Mas parece que pra ela não.

- Será que dá pra pelo menos fingir que o carro não está andando sozinho? - ela falou no seu tom de voz "sorte sua que não dá pra eu te dá uns cascudos".

 Suspirei.

- Nessa velocidade é definitivamente impossível não saber que é você quem está dirigindo - falei ainda sem a olhar, observando as nuvens se afastando e dando lugar ao sol.

 Finalmente.

 Um breve silêncio se fez até que ela resolveu o quebrar, como sempre.

- No que está pensando?

 Essa pergunta era boa e nem eu mesmo sabia, acho que em nada ou talvez em tudo. É difícil decifrar seus pensamentos​ quando eles estão uma bagunça.

- Na Vic.

 Eu realmente estava com saudades dela, ela era a única coisa que ainda me faria feliz esses dias.

- Ela adoeceu depois que perdemos o Nien - tia Suzi respondeu - achei que ela não fosse aguentar, mas ela foi forte - ela acariciou minha mão por um instante - igual você. - depois voltou a mão ao volante.

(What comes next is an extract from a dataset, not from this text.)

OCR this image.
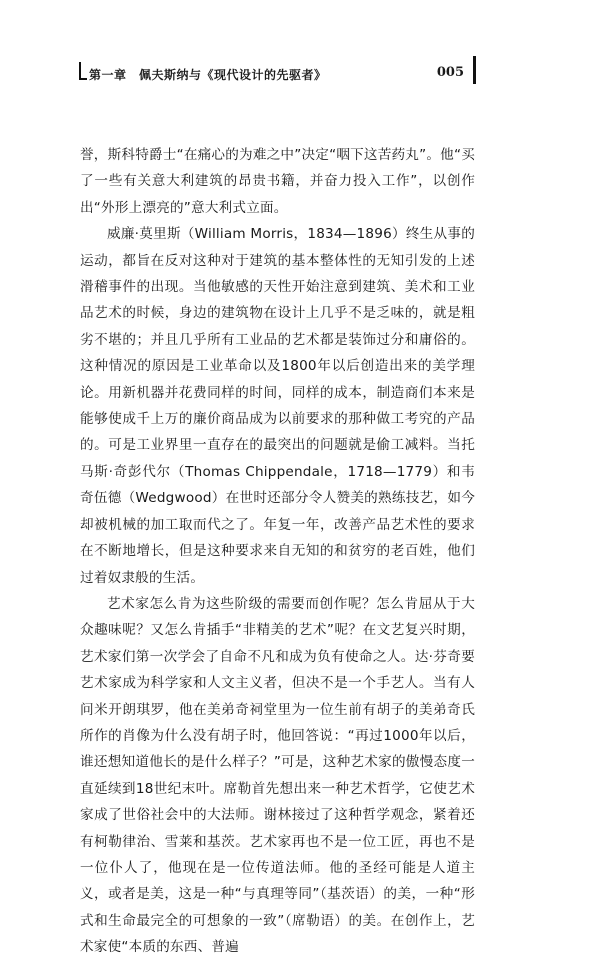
第一章　佩夫斯纳与《现代设计的先驱者》	005

誉，斯科特爵士“在痛心的为难之中”决定“咽下这苦药丸”。他“买了一些有关意大利建筑的昂贵书籍，并奋力投入工作”，以创作出“外形上漂亮的”意大利式立面。

威廉·莫里斯（William Morris，1834—1896）终生从事的运动，都旨在反对这种对于建筑的基本整体性的无知引发的上述滑稽事件的出现。当他敏感的天性开始注意到建筑、美术和工业品艺术的时候，身边的建筑物在设计上几乎不是乏味的，就是粗劣不堪的；并且几乎所有工业品的艺术都是装饰过分和庸俗的。这种情况的原因是工业革命以及1800年以后创造出来的美学理论。用新机器并花费同样的时间，同样的成本，制造商们本来是能够使成千上万的廉价商品成为以前要求的那种做工考究的产品的。可是工业界里一直存在的最突出的问题就是偷工减料。当托马斯·奇彭代尔（Thomas Chippendale，1718—1779）和韦奇伍德（Wedgwood）在世时还部分令人赞美的熟练技艺，如今却被机械的加工取而代之了。年复一年，改善产品艺术性的要求在不断地增长，但是这种要求来自无知的和贫穷的老百姓，他们过着奴隶般的生活。

艺术家怎么肯为这些阶级的需要而创作呢？怎么肯屈从于大众趣味呢？又怎么肯插手“非精美的艺术”呢？在文艺复兴时期，艺术家们第一次学会了自命不凡和成为负有使命之人。达·芬奇要艺术家成为科学家和人文主义者，但决不是一个手艺人。当有人问米开朗琪罗，他在美弟奇祠堂里为一位生前有胡子的美弟奇氏所作的肖像为什么没有胡子时，他回答说：“再过1000年以后，谁还想知道他长的是什么样子？”可是，这种艺术家的傲慢态度一直延续到18世纪末叶。席勒首先想出来一种艺术哲学，它使艺术家成了世俗社会中的大法师。谢林接过了这种哲学观念，紧着还有柯勒律治、雪莱和基茨。艺术家再也不是一位工匠，再也不是一位仆人了，他现在是一位传道法师。他的圣经可能是人道主义，或者是美，这是一种“与真理等同”（基茨语）的美，一种“形式和生命最完全的可想象的一致”（席勒语）的美。在创作上，艺术家使“本质的东西、普遍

 A única coisa que eu não sou é forte - quis dizer, mas me calei, sabia que era mentira.

 Passei por coisas que não sei bem explicar o quanto me doeu, perdi pessoas que jamais saberei explicar o tamanho da importância delas na minha vida, mas ainda estou aqui, cheia das minhas cicatrizes, mas estou aqui.

 Então sorri o mais aberto que consegui, o que deve ter sido quase nada.

 Quando desci em frente a nova casa da tia Suzi os meus olhos se encheram de lágrimas. Ver que o nosso banquinho estava lá, que ela não tinha se desfeito dele, apesar de todas as lembranças que ele nos trazia, me deixou muito feliz. Logo depois ver a Vic na porta e a ver correndo até mim me fez chorar, de verdade.

 Minha coisinha pequena e peluda ainda era quase a mesma de sempre, mas com o mesmo fantasma no olhar cor do céu que todos nós tínhamos. Ela era a mistura de Husky siberiano e Golden Retriever, apesar de já ser velhinha nunca cresceu e seu pelo que era marrom está em um tom mais claro, quase bege.

 Eu sentia muita saudade dela, mamãe nunca me deixou ter um cachorro, mas eu entendia, ela tinha alergia.

 Quando o Nien ganhou a Vic eu quase não deixava ele brincar com ela e ele odiava que ela sempre o abandonava quando eu aparecia. Desde que ele havia partido eu ainda não tinha a visto e pude perceber a mudança não só no seu exterior, mas também em suas ações. Seu latido era mais baixo e tinha um tom triste apesar de eu saber que ela estava feliz em me ver. Os animais sentem como todos nós, talvez até mais.

 Por um momento, enquanto brincava com a Vic, consegui esquecer de tudo: da carta, da dor, da saudade, mas isso não durou muito tempo, eu tinha algo a resolver e precisava resolver logo.